Zimbabwe is a mirror to Orwell's allegory, Animal Farm. Whilst those, in whose name, Mugabe set up his anti-colonial regime starve, the elite profit from the shortages created.

According the UN World Food Programme, nearly half of all Zimbabweans will need food aid this year to avoid mass starvation. About 80 percent of the population live in poverty. A fraction of the rest - perhaps 3 percent, mostly President Robert Mugabe's ruling party elite and their business associates - control the hugely profitable black market in goods and hard currency. They are enjoying boom times. Agencies selling limousines and even luxury cosmetics have reported record sales. "The shortages are profitable. The people who could fix the situation are the ones who are making a fortune out of it," Robertson said.
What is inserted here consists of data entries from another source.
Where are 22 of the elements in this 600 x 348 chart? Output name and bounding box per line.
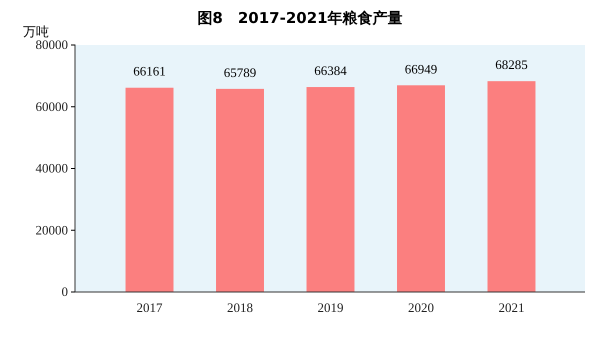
y-tick-label: 60000 bbox=[36, 98, 68, 114]
data-label: 66384 bbox=[314, 63, 348, 78]
y-tick-label: 80000 bbox=[36, 37, 68, 52]
bar bbox=[216, 88, 264, 292]
data-label: 66949 bbox=[404, 61, 438, 76]
chart-title: 图8 2017-2021年粮食产量 bbox=[197, 9, 403, 27]
bar bbox=[488, 81, 536, 292]
y-tick-label: 0 bbox=[62, 284, 68, 300]
bar bbox=[126, 88, 174, 292]
bar bbox=[306, 87, 354, 292]
data-label: 65789 bbox=[224, 64, 256, 80]
data-label: 68285 bbox=[495, 57, 528, 72]
x-tick-label: 2021 bbox=[498, 300, 524, 315]
y-axis-title: 万吨 bbox=[23, 24, 49, 39]
y-tick-label: 20000 bbox=[36, 222, 68, 238]
x-tick-label: 2019 bbox=[318, 300, 344, 315]
y-tick-label: 40000 bbox=[36, 160, 68, 176]
x-tick-label: 2017 bbox=[136, 300, 164, 315]
x-tick-label: 2018 bbox=[227, 300, 254, 315]
bar bbox=[397, 85, 445, 292]
x-tick-label: 2020 bbox=[408, 300, 434, 315]
data-label: 66161 bbox=[133, 64, 166, 79]
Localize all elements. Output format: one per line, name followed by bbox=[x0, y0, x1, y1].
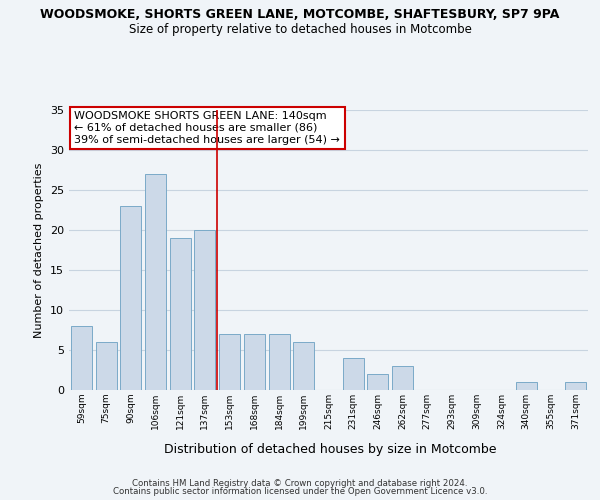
Bar bbox=[219, 334, 240, 390]
Bar bbox=[565, 382, 586, 390]
Bar bbox=[269, 334, 290, 390]
Bar bbox=[170, 238, 191, 390]
Text: Distribution of detached houses by size in Motcombe: Distribution of detached houses by size … bbox=[164, 442, 496, 456]
Bar bbox=[194, 230, 215, 390]
Text: Contains public sector information licensed under the Open Government Licence v3: Contains public sector information licen… bbox=[113, 488, 487, 496]
Bar bbox=[392, 366, 413, 390]
Bar bbox=[293, 342, 314, 390]
Bar bbox=[516, 382, 537, 390]
Bar bbox=[343, 358, 364, 390]
Text: Contains HM Land Registry data © Crown copyright and database right 2024.: Contains HM Land Registry data © Crown c… bbox=[132, 478, 468, 488]
Y-axis label: Number of detached properties: Number of detached properties bbox=[34, 162, 44, 338]
Text: WOODSMOKE, SHORTS GREEN LANE, MOTCOMBE, SHAFTESBURY, SP7 9PA: WOODSMOKE, SHORTS GREEN LANE, MOTCOMBE, … bbox=[40, 8, 560, 20]
Bar bbox=[145, 174, 166, 390]
Bar bbox=[95, 342, 116, 390]
Bar bbox=[367, 374, 388, 390]
Bar bbox=[71, 326, 92, 390]
Text: WOODSMOKE SHORTS GREEN LANE: 140sqm
← 61% of detached houses are smaller (86)
39: WOODSMOKE SHORTS GREEN LANE: 140sqm ← 61… bbox=[74, 112, 340, 144]
Bar bbox=[120, 206, 141, 390]
Text: Size of property relative to detached houses in Motcombe: Size of property relative to detached ho… bbox=[128, 22, 472, 36]
Bar bbox=[244, 334, 265, 390]
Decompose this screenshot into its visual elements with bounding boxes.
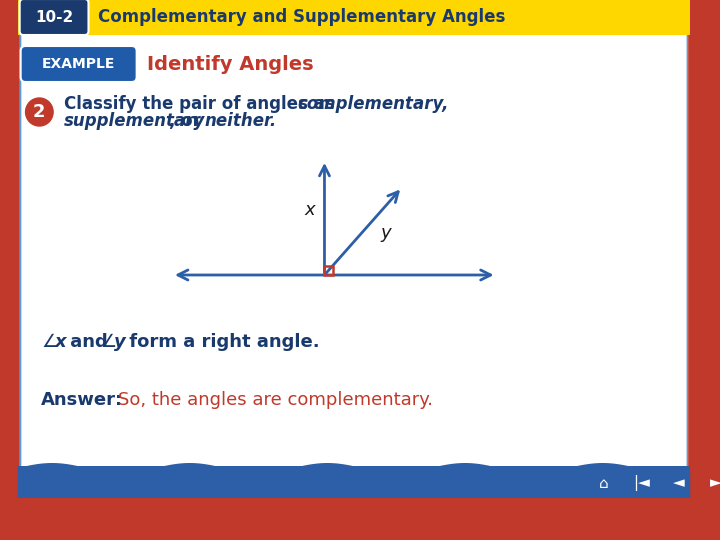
- FancyBboxPatch shape: [19, 0, 89, 35]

And today has presented more evidence of their sloganising, derived from the politics of identity, which depends upon the right attitude amongst the comrades.

The attacks followed an essay by Mr Powell in The New York Times last week, that described President Robert Mugabe's rule as a tyranny and urged neighbouring countries to force him to compromise with his political opponents. In response, Information Minister Jonathan Moyo accused Mr Powell of distorting the truth and called him "an ordinary liar". An article in the state-run Herald newspaper, and an accompanying editorial, referred to Mr Powell as "an Uncle Tom despised by people of colour throughout the world" and called Zimbabwean opposition leader Morgan Tsvangirai "a terrorist who should be shot on sight".

Now, it is just a matter of the grind, the gradual wearing down of the economy until even the elites realise that the there is nothing left to fund their theft.